Let’s Get Real (and messy)!

Let’s Get Real (and messy)!

I know it’s a ‘buzz phrase’ but I still like it. I took a meeting last night at the church as we look at reshaping and restructuring our Small Group networks. I set my peeps a couple of questions:

Small Group A meets and spends most of the meeting talking about the Bible text and what it means. There is usually a little time left at the end for prayer requests.

Small Group B spends a lot of time catching up on everybody’s news. The Bible study can be a little bit rushed and the prayer time is left until the end of the evening too.


Some of the feedback was fascinating and one comment in particular. I am not writing this to belittle the individual who made this suggestion but rather because it got me thinking about how Christians view the concepts of change and renewal. Anyway, the response was, ‘Why don’t we move the prayer bit to the beginning and mix it up a bit.’ Sounds reasonable right? The issue I had, and shared with those present, is that this might change the meeting but it certainly would have no impact on the ‘heart’ of those present.

In Christian circles if things are becoming a bit stale we tend to either stick our head in the sand and ride out the ‘day of small things’ whilst we sink into oblivion, or we ‘change the services around, play louder music, or funk Sunday up a bit’ in an effort to stir things up. But what’s really changed? If things are becoming a bit stale and lifeless in a church, in any meeting for that matter, then may I suggest that the root of the problem may be us and the state of our hearts. Maybe the thing that needs a shake up is us and how we are viewing and interacting with God, one another and the world.

Another response was, ‘why don’t we meet up more than once in the week.’ Again, a reasonable solution, although I could almost feel the silence groans of many thinking, ‘my life is just so busy for this.’ Yet, would imposing another meeting get to the heart of the issue? I don’t think so. Why is it that we feel the answer to everything is to have another meeting? Why do we do that?

What I was trying to get people to see and understand is that unbelievers (at least in Niddrie) don’t want to give up their network of friendships and be saved into a community of people who only meet together because it (a) is what we do at NCC or (b) it sounds like a good idea. People are looking for genuine connection. In Ephesians 3:10-11 we discover that God’s manifold wisdom is made known in the world through the church. And this church is not about shared meetings but shared lives. This is the example Paul left to the church at Ephesus when he met with the elders there in Acts 20:18.
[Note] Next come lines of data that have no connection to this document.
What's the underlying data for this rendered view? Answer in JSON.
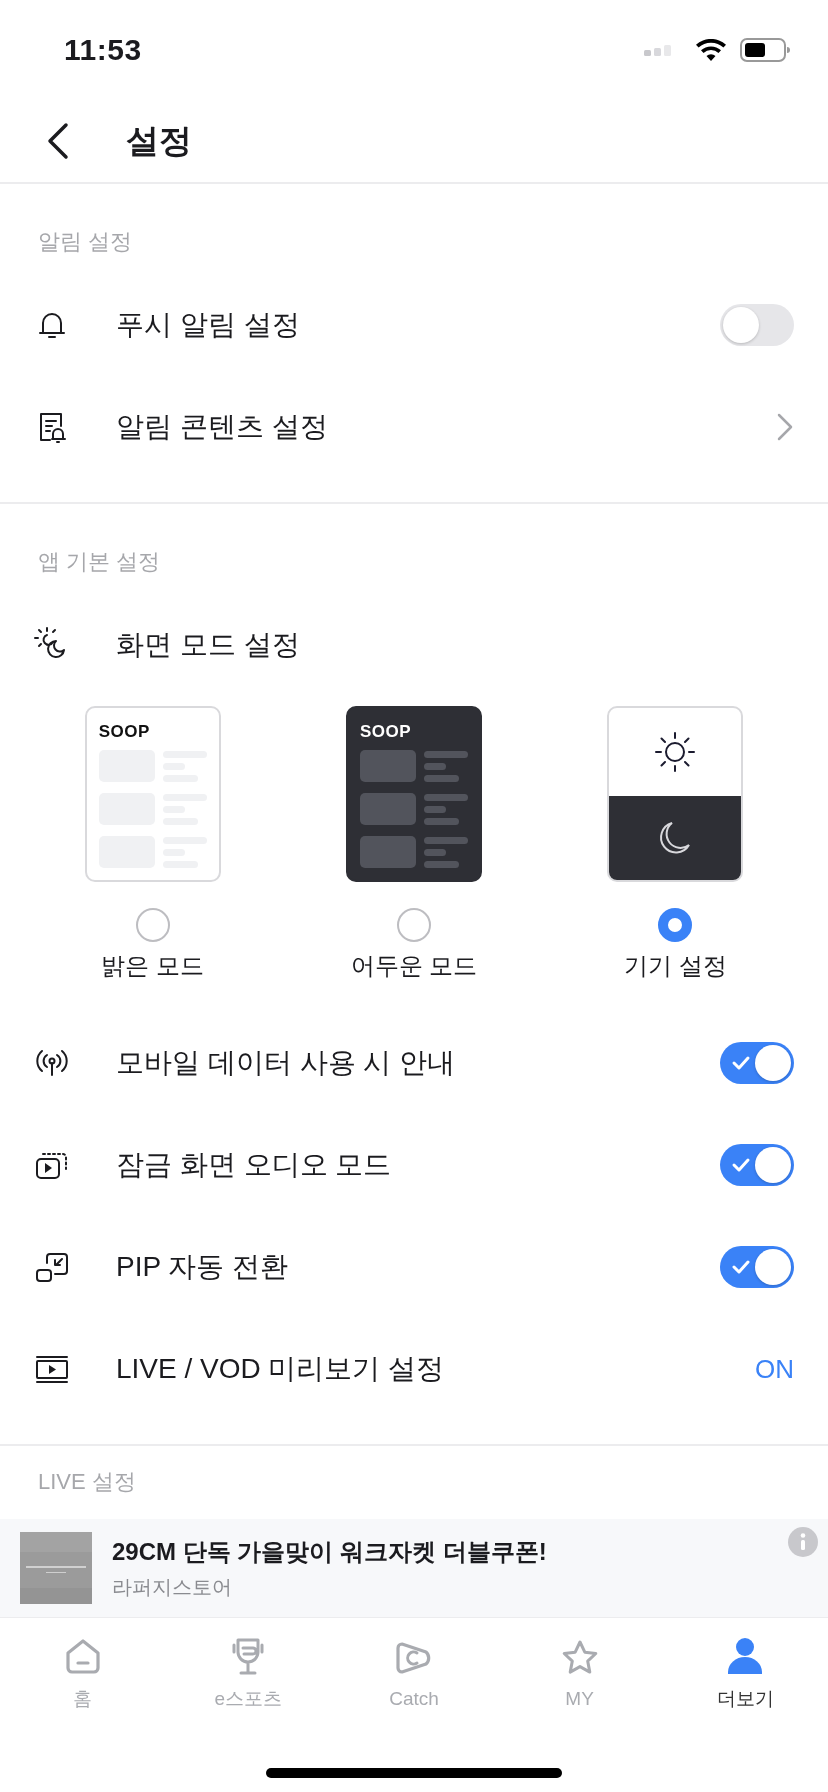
{
  "status_bar": {
    "time": "11:53"
  },
  "header": {
    "title": "설정"
  },
  "sections": [
    {
      "title": "알림 설정",
      "items": [
        {
          "kind": "toggle",
          "label": "푸시 알림 설정",
          "on": false
        },
        {
          "kind": "link",
          "label": "알림 콘텐츠 설정"
        }
      ]
    },
    {
      "title": "앱 기본 설정",
      "items": [
        {
          "kind": "theme",
          "label": "화면 모드 설정",
          "options": [
            {
              "kind": "light",
              "logo": "SOOP",
              "label": "밝은 모드",
              "selected": false
            },
            {
              "kind": "dark",
              "logo": "SOOP",
              "label": "어두운 모드",
              "selected": false
            },
            {
              "kind": "system",
              "label": "기기 설정",
              "selected": true
            }
          ]
        },
        {
          "kind": "toggle",
          "label": "모바일 데이터 사용 시 안내",
          "on": true
        },
        {
          "kind": "toggle",
          "label": "잠금 화면 오디오 모드",
          "on": true
        },
        {
          "kind": "toggle",
          "label": "PIP 자동 전환",
          "on": true
        },
        {
          "kind": "value",
          "label": "LIVE / VOD 미리보기 설정",
          "value": "ON"
        }
      ]
    },
    {
      "title": "LIVE 설정"
    }
  ],
  "ad": {
    "title": "29CM 단독 가을맞이 워크자켓 더블쿠폰!",
    "advertiser": "라퍼지스토어"
  },
  "tabs": [
    {
      "label": "홈",
      "selected": false
    },
    {
      "label": "e스포츠",
      "selected": false
    },
    {
      "label": "Catch",
      "selected": false
    },
    {
      "label": "MY",
      "selected": false
    },
    {
      "label": "더보기",
      "selected": true
    }
  ]
}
The point is that our missional intentionality ought to be about how we live out our lives together as God’s redeemed people in community. Small Groups ought to be a microcosm of Christian living in Niddrie. So, we need to be working harder at working out what that means in our context. How do our groups make the change from being ‘meeting oriented’ to genuinely sharing in one another’s lives on a daily basis? These are some of the questions we are still wrestling with.

That’s the challenge for us as we seek to build a community of believers that encourages one another in an unforced and heartfelt concern. A dynamic community (and small groups) that meet together spontaneously without looking at the clock and checking the diary to ‘fit life in’. Messy communities that deal with the realities of our lives and struggles and failings. I know it sounds all rose-tinted and utopian and maybe I am an optimistic fool but I just know people in Niddrie and formality does not cut it. They know when people really care for one another and are not just playing at ‘fellowship’. I guarantee you that people respond more to flawed reality than a polished presentation of the ‘facts’ with tea and biscuits afterwards. If we are unable to really share our lives with one another, then no wonder people struggle to share their faith today in the UK.

Pray for us as we continue to ponder and pray and a body together.